Antipsychotics. Rapid or abrupt withdrawal of antipsychotics could lead to an increase in psychosis, paranoia, hallucinations, or delusions. Withdrawal of antipsychotics could also lead to agitation, restlessness, insomnia, paresthesia, and anxiety. If a known disaster is likely to occur, such as in the case of a hurricane forecast, clinicians may consider switching a patient a long-acting injectable antipsychotic to minimize the risk of withdrawal and symptom exacerbation.
Benzodiazepines. The abrupt withdrawal of benzodiazepines could result in symptoms that include rebound anxiety, insomnia, restlessness, muscle tension, irritability, nausea, malaise, blurred vision, diaphoresis, nightmares, and seizures. Additionally, many people use benzodiazepines recreationally, and their illicit supply may run out during disasters, which could lead to untreated withdrawal and violence in the community.
Clinicians need to develop action plans for any patients who are receiving scheduled benzodiazepine dosing in order to prevent abrupt withdrawal if a disaster occurs.
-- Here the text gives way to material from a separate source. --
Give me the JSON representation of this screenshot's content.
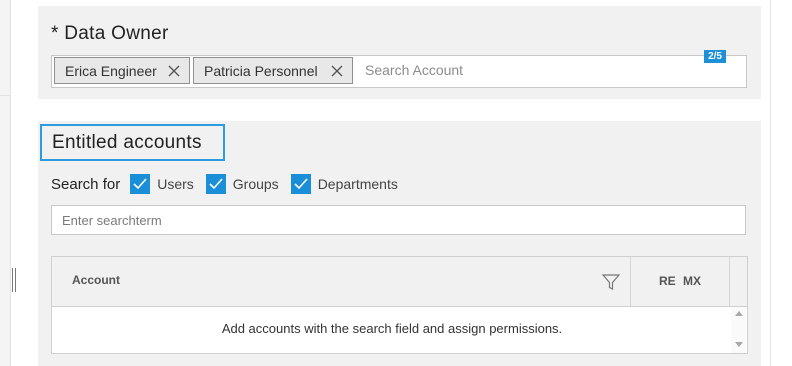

Opioids. Opioid cravings and withdrawal are also a major concern during times of disrupted supply. Patients receiving chronic opioid therapy may not be able to receive their maintenance medications, which could lead to withdrawal. Additionally, patients taking illicit opioids may also be at risk of withdrawal.
Early symptoms of opioid withdrawal include watery eyes, runny nose, sweating, anxiety and irritability, poor sleep, and muscle pain. Later symptoms could include cramping, diarrhea, vomiting, increased heart rate and blood pressure, restlessness, shakiness, chills, sweating, and dilated pupils.